The 76,000-acre fire burned nearly 2,000 structures in Lake, Napa and Sonoma counties. In just about 24 hours, strong wind gusts pushed the fire to about 50,000 acres after it was started by a faulty electrical connection that caused nearby dry grass to ignite. Four residents were killed.

6. Witch Fire, October 2007

Damaged power lines caused arcing that set off another monstrous fire in San Diego County. The 197,990-acre Witch fire destroyed 1,650 structures. It burned during an onslaught of large wildfires in Southern California that scorched hundreds of thousands of acres in October 2007.

7. Woolsey Fire

The Woolsey Fire started in November 2018 in Ventura County and burned south to the Los Angeles County coast with astounding speed and destroyed 1,643 structures. Mass evacuations included the city of Malibu as the fire burned nearly 97,000 acres. The cause remains under investigation. 

8. Carr Fire, July 2018 

The deadly Carr fire burned more than 115,000 acres in Shasta and Trinity counties as firefighters, mourning two colleagues killed in the firefight, continue to work through sweltering weather. At least 1,604 structures, including about 1,018 residences, were destroyed and seven deaths are linked to the fire. It is the only fire on this list to have burned in July. It is believed that have started due to a mechanical failure involving a vehicle, which sparked nearby brush.

9. North Complex Fire, August 2020 (Active)

A group of fires in Butte, Plumas and Yuba counties that started in August 2020 combined to become the North Complex Fire, resulting in 15 deaths.

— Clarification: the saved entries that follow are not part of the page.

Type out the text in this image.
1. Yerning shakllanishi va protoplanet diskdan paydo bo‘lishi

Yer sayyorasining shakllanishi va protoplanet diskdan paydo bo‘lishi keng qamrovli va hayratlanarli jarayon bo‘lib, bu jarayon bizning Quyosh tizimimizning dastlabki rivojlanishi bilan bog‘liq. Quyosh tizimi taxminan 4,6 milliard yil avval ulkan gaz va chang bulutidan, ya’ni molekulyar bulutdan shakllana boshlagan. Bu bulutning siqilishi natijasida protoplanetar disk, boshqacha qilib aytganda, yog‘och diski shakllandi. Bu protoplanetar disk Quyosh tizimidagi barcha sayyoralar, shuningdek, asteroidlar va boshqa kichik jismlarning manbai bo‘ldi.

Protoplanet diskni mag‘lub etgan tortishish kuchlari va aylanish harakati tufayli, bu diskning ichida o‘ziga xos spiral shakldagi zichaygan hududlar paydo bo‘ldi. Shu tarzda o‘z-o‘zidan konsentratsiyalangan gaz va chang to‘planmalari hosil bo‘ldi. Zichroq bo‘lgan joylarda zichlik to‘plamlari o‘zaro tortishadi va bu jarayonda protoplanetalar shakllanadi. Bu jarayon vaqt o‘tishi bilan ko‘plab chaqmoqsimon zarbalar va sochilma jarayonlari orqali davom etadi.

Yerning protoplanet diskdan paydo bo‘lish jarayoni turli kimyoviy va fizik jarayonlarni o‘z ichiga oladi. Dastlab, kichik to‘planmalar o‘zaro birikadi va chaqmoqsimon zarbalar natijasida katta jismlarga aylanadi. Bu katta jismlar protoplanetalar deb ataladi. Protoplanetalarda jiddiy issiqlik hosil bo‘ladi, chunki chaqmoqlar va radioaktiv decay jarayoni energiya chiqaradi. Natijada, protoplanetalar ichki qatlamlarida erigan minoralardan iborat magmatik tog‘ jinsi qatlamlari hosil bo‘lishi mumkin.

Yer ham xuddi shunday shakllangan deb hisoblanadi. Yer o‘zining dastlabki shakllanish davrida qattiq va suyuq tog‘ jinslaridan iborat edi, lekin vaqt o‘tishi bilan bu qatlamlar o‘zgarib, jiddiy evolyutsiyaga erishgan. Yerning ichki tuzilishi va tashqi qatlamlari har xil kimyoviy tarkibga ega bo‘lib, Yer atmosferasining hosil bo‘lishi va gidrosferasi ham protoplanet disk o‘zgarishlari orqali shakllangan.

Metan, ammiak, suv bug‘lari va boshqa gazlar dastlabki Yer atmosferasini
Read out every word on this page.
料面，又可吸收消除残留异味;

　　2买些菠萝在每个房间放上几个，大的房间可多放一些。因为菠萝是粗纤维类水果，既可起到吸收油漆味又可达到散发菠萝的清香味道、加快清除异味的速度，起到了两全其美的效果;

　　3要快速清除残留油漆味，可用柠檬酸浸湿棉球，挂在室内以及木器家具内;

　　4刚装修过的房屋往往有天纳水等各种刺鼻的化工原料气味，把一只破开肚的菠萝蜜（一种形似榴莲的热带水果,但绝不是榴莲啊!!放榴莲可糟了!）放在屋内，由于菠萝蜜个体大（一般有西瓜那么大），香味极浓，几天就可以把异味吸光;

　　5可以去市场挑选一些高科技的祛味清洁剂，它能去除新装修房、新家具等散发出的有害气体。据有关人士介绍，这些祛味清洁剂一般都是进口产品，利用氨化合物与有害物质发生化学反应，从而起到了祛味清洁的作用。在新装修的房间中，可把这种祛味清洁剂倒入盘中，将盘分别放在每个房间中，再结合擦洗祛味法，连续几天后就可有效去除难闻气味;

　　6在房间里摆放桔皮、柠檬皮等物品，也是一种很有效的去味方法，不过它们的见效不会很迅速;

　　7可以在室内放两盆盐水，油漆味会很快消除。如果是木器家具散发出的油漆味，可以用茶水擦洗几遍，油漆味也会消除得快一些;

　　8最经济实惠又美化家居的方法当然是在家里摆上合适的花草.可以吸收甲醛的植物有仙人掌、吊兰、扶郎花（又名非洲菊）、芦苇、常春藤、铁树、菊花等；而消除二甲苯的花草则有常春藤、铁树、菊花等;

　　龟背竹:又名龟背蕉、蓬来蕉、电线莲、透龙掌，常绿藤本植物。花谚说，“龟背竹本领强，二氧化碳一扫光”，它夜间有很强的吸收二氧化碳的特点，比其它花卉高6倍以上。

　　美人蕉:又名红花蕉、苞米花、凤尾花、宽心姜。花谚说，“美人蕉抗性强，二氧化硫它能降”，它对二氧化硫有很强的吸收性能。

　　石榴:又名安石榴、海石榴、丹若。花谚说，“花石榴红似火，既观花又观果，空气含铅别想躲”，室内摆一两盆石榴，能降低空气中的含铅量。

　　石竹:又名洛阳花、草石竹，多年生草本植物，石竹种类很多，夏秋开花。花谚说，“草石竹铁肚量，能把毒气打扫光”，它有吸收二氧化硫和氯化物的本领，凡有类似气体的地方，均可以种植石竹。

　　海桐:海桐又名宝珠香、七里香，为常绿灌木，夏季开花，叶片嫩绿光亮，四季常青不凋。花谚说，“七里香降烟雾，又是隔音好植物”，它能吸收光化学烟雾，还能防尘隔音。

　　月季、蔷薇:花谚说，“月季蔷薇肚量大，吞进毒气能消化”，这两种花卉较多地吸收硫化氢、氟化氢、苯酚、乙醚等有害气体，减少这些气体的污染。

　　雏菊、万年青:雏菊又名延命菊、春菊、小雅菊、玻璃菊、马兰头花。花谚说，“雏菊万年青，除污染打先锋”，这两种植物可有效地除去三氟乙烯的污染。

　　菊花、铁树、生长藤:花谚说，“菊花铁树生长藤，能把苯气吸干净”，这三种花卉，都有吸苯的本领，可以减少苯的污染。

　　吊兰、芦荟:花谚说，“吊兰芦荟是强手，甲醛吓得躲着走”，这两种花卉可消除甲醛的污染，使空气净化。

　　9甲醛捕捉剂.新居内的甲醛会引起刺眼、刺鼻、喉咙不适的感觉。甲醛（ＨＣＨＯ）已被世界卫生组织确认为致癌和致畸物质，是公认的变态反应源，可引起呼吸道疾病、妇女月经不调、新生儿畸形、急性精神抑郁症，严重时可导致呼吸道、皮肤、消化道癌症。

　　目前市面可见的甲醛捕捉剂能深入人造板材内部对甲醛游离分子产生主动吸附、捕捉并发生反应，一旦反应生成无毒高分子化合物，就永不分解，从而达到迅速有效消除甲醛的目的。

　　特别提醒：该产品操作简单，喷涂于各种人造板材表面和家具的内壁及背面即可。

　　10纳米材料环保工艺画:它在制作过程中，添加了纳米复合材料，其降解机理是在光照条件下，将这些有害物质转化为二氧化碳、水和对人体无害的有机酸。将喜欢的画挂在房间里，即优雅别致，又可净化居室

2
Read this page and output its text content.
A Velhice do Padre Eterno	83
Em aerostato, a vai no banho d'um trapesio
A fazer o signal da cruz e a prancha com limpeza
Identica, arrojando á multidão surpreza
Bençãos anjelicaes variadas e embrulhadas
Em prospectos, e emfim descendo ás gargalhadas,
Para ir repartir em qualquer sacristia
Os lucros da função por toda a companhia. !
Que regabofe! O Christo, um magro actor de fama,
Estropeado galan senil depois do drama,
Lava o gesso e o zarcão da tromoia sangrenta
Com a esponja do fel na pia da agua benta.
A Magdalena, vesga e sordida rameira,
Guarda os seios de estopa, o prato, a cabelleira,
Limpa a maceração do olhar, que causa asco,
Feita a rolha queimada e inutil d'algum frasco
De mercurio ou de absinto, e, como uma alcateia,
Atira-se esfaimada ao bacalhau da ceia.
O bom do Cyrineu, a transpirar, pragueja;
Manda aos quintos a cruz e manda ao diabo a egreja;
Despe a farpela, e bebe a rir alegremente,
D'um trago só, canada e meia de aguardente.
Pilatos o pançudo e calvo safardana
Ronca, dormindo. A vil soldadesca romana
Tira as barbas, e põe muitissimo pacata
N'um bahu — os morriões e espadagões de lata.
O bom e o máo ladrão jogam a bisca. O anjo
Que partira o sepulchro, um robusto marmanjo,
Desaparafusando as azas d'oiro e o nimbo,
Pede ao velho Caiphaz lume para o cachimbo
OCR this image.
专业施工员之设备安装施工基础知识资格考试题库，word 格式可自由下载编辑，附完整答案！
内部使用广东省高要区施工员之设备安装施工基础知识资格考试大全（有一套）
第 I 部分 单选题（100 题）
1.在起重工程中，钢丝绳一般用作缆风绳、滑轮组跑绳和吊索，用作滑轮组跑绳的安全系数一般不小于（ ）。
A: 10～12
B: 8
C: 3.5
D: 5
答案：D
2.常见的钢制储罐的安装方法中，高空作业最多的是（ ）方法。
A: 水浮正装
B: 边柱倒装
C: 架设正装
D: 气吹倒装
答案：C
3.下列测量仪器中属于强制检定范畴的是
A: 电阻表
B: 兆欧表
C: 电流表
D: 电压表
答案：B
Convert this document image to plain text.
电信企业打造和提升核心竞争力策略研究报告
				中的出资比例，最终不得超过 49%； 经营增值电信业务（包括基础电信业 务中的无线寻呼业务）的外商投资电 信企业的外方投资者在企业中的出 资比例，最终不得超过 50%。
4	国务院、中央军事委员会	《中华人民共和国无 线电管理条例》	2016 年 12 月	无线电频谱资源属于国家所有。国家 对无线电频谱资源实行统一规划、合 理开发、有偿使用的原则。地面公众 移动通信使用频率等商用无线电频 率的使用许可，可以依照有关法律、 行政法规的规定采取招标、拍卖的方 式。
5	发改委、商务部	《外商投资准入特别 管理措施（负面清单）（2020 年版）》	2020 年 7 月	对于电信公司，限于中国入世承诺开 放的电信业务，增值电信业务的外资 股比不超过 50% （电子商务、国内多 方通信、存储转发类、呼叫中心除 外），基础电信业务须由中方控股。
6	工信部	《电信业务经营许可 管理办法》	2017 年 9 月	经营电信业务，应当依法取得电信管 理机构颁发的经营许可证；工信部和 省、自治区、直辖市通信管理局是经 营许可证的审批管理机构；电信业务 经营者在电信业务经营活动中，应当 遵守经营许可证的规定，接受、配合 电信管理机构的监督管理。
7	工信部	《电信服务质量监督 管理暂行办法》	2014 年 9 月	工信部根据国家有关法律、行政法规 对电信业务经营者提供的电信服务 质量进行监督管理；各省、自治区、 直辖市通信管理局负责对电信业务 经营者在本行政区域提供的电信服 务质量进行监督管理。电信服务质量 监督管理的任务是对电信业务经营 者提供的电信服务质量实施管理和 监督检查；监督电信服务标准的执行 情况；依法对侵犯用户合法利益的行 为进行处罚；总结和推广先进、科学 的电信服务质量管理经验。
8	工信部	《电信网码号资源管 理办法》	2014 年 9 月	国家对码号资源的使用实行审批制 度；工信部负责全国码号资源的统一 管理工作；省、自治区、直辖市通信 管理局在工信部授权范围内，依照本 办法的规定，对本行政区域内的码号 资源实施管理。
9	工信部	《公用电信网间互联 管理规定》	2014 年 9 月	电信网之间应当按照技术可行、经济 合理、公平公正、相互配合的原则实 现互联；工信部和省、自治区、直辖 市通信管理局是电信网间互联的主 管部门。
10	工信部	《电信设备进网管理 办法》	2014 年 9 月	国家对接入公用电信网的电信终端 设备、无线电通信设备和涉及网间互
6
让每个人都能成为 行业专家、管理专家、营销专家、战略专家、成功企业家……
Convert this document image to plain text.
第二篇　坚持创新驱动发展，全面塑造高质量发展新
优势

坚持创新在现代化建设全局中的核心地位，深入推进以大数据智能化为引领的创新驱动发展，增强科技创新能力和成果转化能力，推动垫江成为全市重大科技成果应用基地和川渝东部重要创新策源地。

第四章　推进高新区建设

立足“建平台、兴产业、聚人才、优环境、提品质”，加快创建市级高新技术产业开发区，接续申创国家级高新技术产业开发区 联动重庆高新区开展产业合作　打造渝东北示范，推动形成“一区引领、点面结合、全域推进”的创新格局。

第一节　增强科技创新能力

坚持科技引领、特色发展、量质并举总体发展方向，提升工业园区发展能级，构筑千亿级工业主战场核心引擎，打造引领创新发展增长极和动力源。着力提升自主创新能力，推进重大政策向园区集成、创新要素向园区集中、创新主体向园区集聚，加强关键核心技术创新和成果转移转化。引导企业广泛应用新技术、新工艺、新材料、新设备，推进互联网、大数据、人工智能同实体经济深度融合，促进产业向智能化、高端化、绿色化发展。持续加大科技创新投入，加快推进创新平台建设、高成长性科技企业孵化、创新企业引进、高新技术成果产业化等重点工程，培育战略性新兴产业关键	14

The fires have burned more than 291,000 acres and 1,500 buildings.

10. LNU Lightning Complex, August 2020 (Active)

Burning Lake, Napa, Sonoma, Yolo and Solano counties, a group of lightning-sparked fires has burned 363,220 acres and 1,491 buildings. Five deaths have been reported since the fires started in August.

11. CZU Lightning Complex, August 2020 (Active)

Another group of lightning-sparked fires continues to burn in Santa Cruz and San Mateo counties. The CZU Complex has burned 86,509 acres and destroyed 1,490 buildings. One death has been reported.

12. Nuns Fire, October 2017

Part of a deadly complex of fires called the October Fire Siege, the Nuns fire began Oct. 8 and burned through at least 54,000 acres in Sonoma and Napa counties. At least 1,350 structures were destroyed. The official cause remains under investigation.

13. Thomas Fire, December 2017

The fire broke out Dec. 4, 2017 in Ventura County and, fanned by Santa Ana wind gusts, grew into one of the largtest fires on record in California. The fire destroyed 1,063 structures, including homes in Ventura and Santa Barbara counties. Two deaths, including a 32-year-old firefighter, were reported. In January, the city of Ventura sued Southern California Edison, alleging powerlines sparked the fire. The official cause remains under investigation.

14. Old Fire, October 2003

A 91,200-acre fire that burned 1,003 structures in San Bernardino County was set by a man in a fit of rage after a dispute with his godfather, according to prosecutors. Rickie Lee Fowler, convicted of murder and arson, was sentenced to death. Six deaths were reported in the fire, which began after a lighted road flare was tossed into the brush.